Les artistes et les expos

Orlan détour(nement)s et métissages contre les diktats de la beauté
par Jean-Paul Gavard-Perret


ORLAN, expositions:
Chelsea art museum, 556 West 22nd Street, New York, NY 10011, février 2007

Santa Monica Civic Auditorium, 1855
Main Street, Santa Monica, California, février 2007 Arte Fiera Bologna, février 2007


Gamine et jeune fille, Orlan se sentait déjà hors-la-loi, rebelle, critique par rapport à la société des adultes et avait l’impression de penser très différemment des gens de son entourage.
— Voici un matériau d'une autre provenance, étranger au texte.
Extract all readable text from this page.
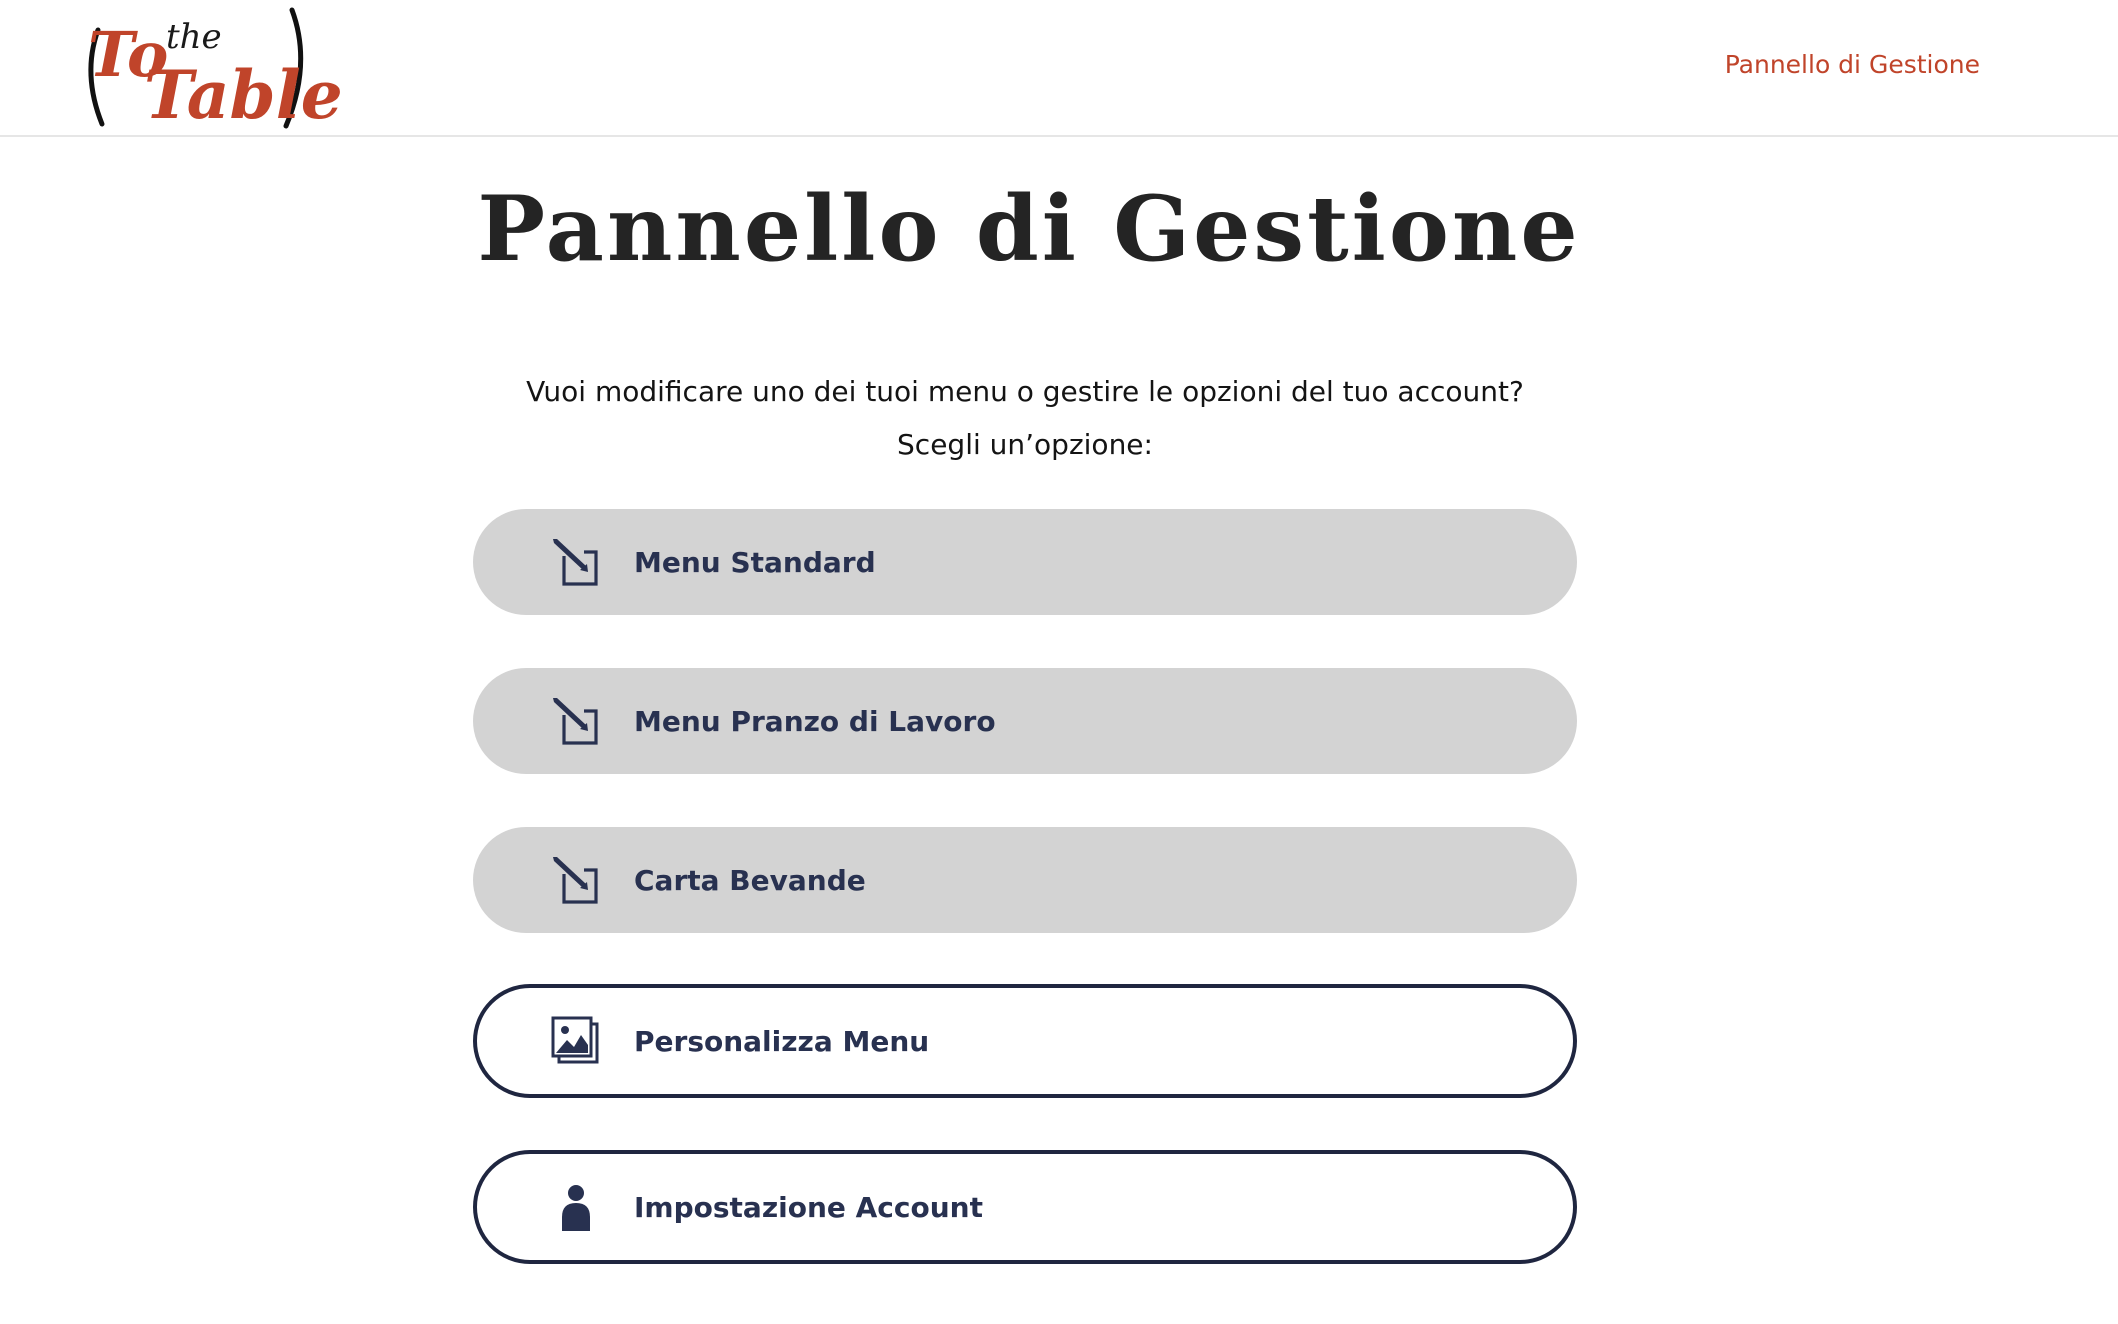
To
the
Table	Pannello di Gestione
Pannello di Gestione
Vuoi modificare uno dei tuoi menu o gestire le opzioni del tuo account?
Scegli un’opzione:
Menu Standard
Menu Pranzo di Lavoro
Carta Bevande
Personalizza Menu
Impostazione Account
Lorsqu’elle se regardait dans la glace, elle découvrait une jeune fille au charmant minois et qui plaisait aux hommes. C’était pour elle très irritant que la différence qu’elle ressentait en elle ne se montrât pas sur son visage. C’est pourquoi elle s’est engagée dans ce qui a fait plus que son style: son langage intérieur à travers toutes les opérations chirurgicales qui ont inscrit de la différence. Mais si depuis les années 64/65 elle a utilisé son corps, sa représentation pour dire un certain nombre de choses, ce travail s’est fait progressivement. D’abord de manière rebelle, presque instinctive. On la découvre à cette époque sur des photos avec des quantités de bras, de jambes comme un corps augmenté, mutant, polymorphe. On la découvre aussi dans des poses très sculpturales avec ses cheveux devant son visage donc masqué sur des socles ou aussi avec des masques réels. Toutes les clefs de son travail étaient déjà là mais, faisant à côté de la peinture et de la sculptures, elle était et est telle qu’elle se définit toujours «je suis une artiste très très normale quand je ne suis pas dans un bloc opératoire» et son travail d’Opérations-Performance a eu lieu uniquement de 1990 à 1993.
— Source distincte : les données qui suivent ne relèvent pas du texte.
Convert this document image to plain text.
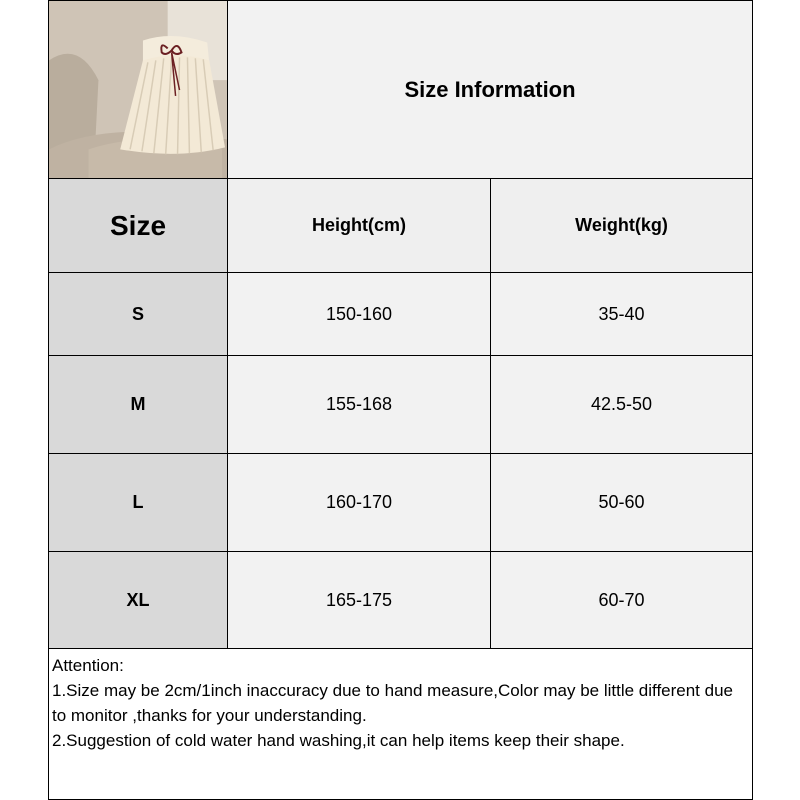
Size Information
Size	Height(cm)	Weight(kg)
S	150-160	35-40
M	155-168	42.5-50
L	160-170	50-60
XL	165-175	60-70

Attention:

1.Size may be 2cm/1inch inaccuracy due to hand measure,Color may be little different due to monitor ,thanks for your understanding.

2.Suggestion of cold water hand washing,it can help items keep their shape.
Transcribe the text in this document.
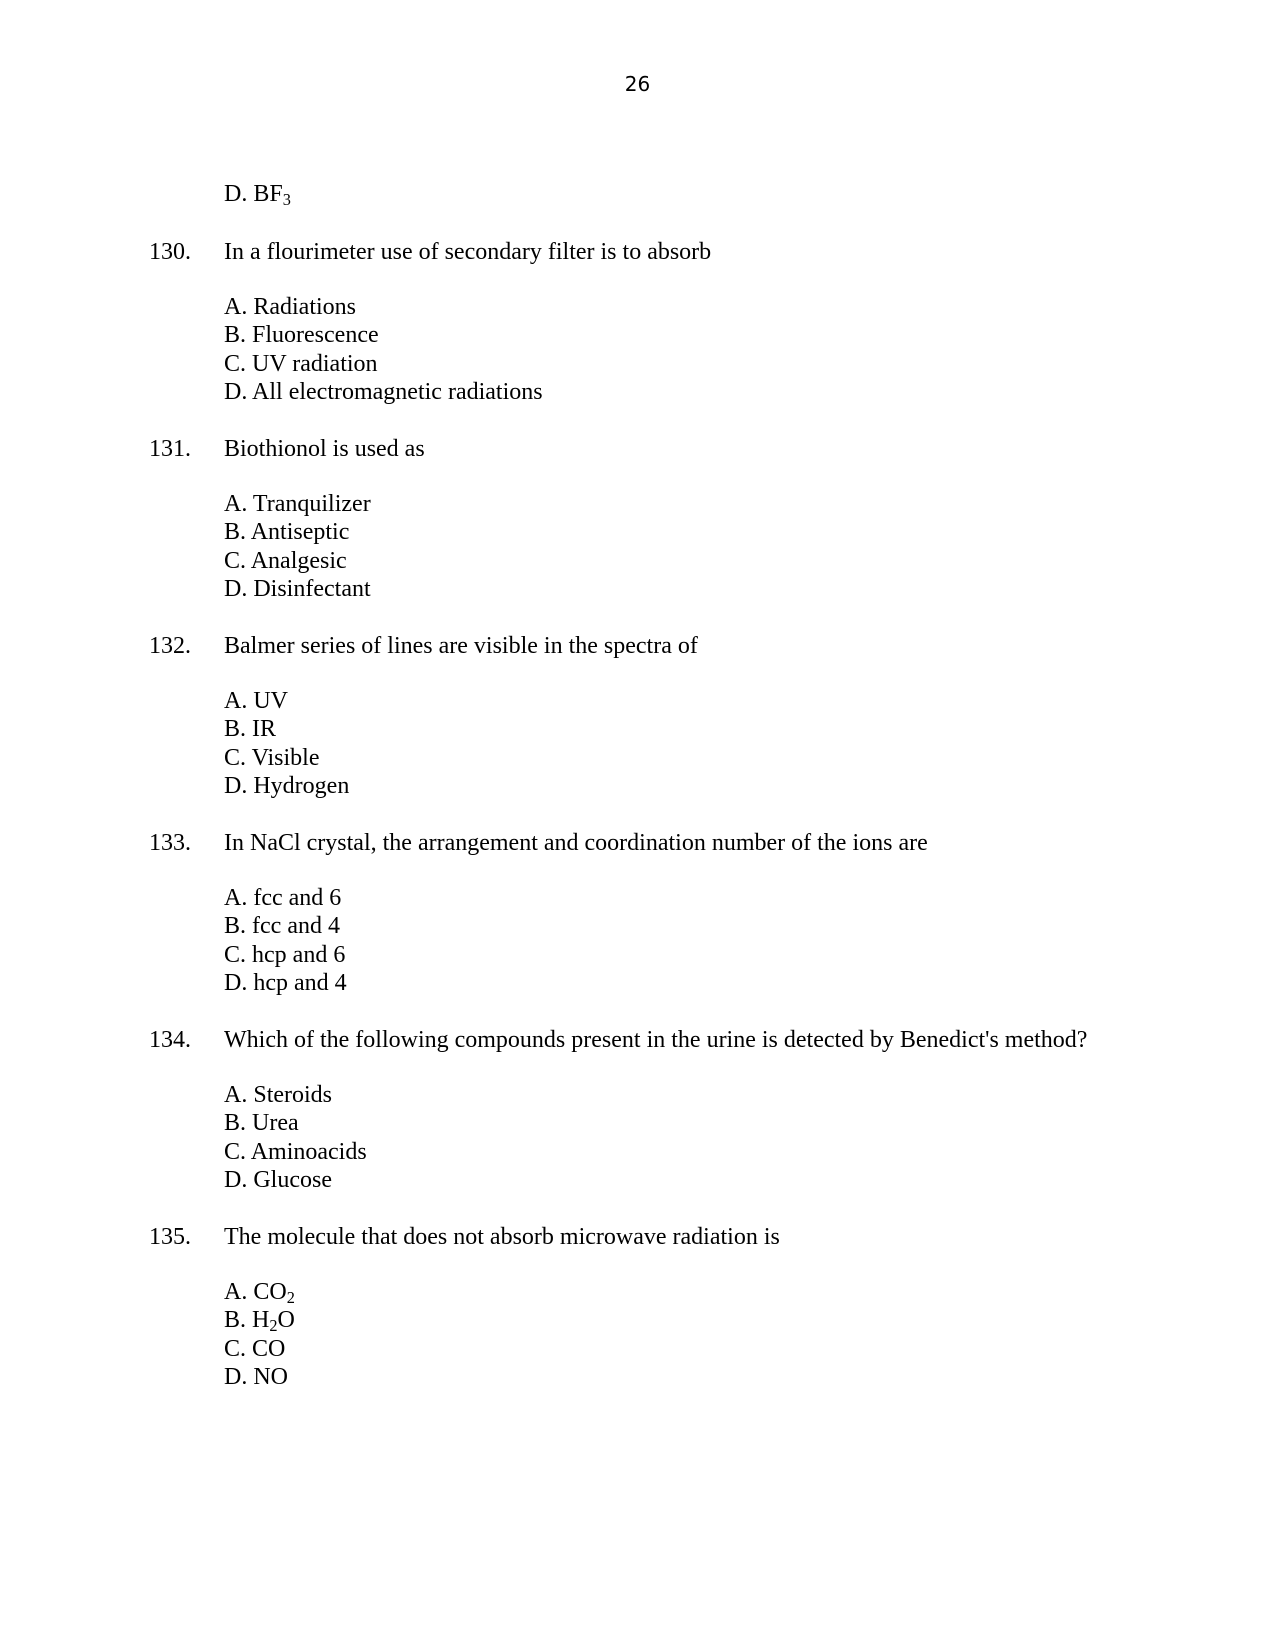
26
D. $BF_3$
130. In a flourimeter use of secondary filter is to absorb
A. Radiations
B. Fluorescence
C. UV radiation
D. All electromagnetic radiations
131. Biothionol is used as
A. Tranquilizer
B. Antiseptic
C. Analgesic
D. Disinfectant
132. Balmer series of lines are visible in the spectra of
A. UV
B. IR
C. Visible
D. Hydrogen
133. In NaCl crystal, the arrangement and coordination number of the ions are
A. fcc and 6
B. fcc and 4
C. hcp and 6
D. hcp and 4
134. Which of the following compounds present in the urine is detected by Benedict's method?
A. Steroids
B. Urea
C. Aminoacids
D. Glucose
135. The molecule that does not absorb microwave radiation is
A. $CO_2$
B. $H_2O$
C. CO
D. NO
Artiste plasticienne protéiforme et pluridisciplinaire, Orlan emploie donc la sculpture, la photographie, la performance, la vidéo, le multimédia ainsi que les techniques scientifiques dont la chirurgie et prochainement, la bio-génétique dans un perpétuel travail de modelage et remodelage de son propre corps, réalisant une sorte de morphing réel et virtuel qu’elle décline à l’infini. Questionnant la place de notre corps dans la société, elle casse l’image de la femme et propose une redéfinition du Beau. Récemment Stephan Oriach vient de lui consacrer un documentaire (peu convaincant car trop haché, truffé d’effets et plongé dans une musique de jazz stridente) mais qui a l’intérêt de montrer le déroulement des spectaculaires Opérations-Performances d’Orlan. Stephan Oriach filme par ailleurs ses performances depuis 1991. Mais cette collaboration reste différente de celle qu’elle dirige et de même avec le chirurgien qui modèle son visage pendant les Opérations- Performance, et de tels films restent pour elle comme elle le précise «des reportages, une interview de moi parmi 100 000 autres ».
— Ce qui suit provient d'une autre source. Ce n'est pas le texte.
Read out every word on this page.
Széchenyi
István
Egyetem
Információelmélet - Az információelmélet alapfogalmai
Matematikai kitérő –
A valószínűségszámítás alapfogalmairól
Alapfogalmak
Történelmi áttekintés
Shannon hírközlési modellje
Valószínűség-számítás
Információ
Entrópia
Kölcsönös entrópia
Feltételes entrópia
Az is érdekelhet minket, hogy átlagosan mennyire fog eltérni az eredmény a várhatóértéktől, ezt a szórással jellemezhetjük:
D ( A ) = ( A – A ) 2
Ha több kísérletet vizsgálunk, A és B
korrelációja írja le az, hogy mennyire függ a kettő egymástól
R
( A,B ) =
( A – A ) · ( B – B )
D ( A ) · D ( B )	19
À propos de ses Opérations-Performance, certains affirment qu’il s’agit là d’un travail dont « l ‘inspiration de base serait les tableaux des peintres de la Renaissance, notamment la Venus de Botticelli, l’Europe de Gustave Moreau. Mais Orlan là encore est catégorique: les médias ont dit ça mais c’est entièrement faux: «Tout le monde a repris ça et parfois même les historiens d’art. Je suis quelqu’un qui a toujours travaillé avec l’historicité, avec l’histoire de l’art mais qui a toujours été contre les modèles, contre les standards et particulièrement ceux de beauté. Toutes les pressions sociales qu’il y a sur le corps. Donc, effectivement, il aurait été absurde de vouloir ressembler à la Joconde, à Diane ou à je ne sais qui». Son travail est contre les standards de beauté et comme elle l’a prouvé dans ses tableaux vivants des années 65/70, il s’agit au contraire un travail de dénonciation des modèles. Et l’artiste doit toujours en fait se préoccuper de deux «oeuvres»: une «fabriquée» par les médias et l’autre véritablement façonnée par elle-même. Et si l’inspiration de base du morphing numérique comme de ces Opérations-Performance est bien de mêler son image actuelle à des standards de beauté de la Renaissance, Orlan précise «il n’a jamais été question, par l’intermédiaire des opérations chirurgicales, de ressembler à ces modèles». Si l’artiste s’intéresse à des icônes éloignées dans le temps et non à des icônes actuelles c’est parce que ces dernières sont celles qui sont déterminées par l’idéologie dominante et qu’on essaye de nous imposer. L’artiste préfère une mise en perspective de l’histoire plus ancienne ou géographiquement éloignée, comme elle le propose avec ses Self-Hybridations africaines. Celles-ci sont constituées de photos numériques faites à l’aide de palettes graphiques où elle hybride son image (celle-ci étant censée représenter les standards de beauté de notre époque bien que les deux petites bosses sur son visage essaient de se battre contre ces standards de beauté) avec des photos ethnographiques ou des images de statuaires et de masques de certaines tribus. Ce type d’hybrides met ainsi en perspective nos standards de beauté et l’artiste montre ainsi que la beauté peut prendre des détour(nement)s d’apparences qui ne sont pas réputées belles actuellement et de les mettre en question.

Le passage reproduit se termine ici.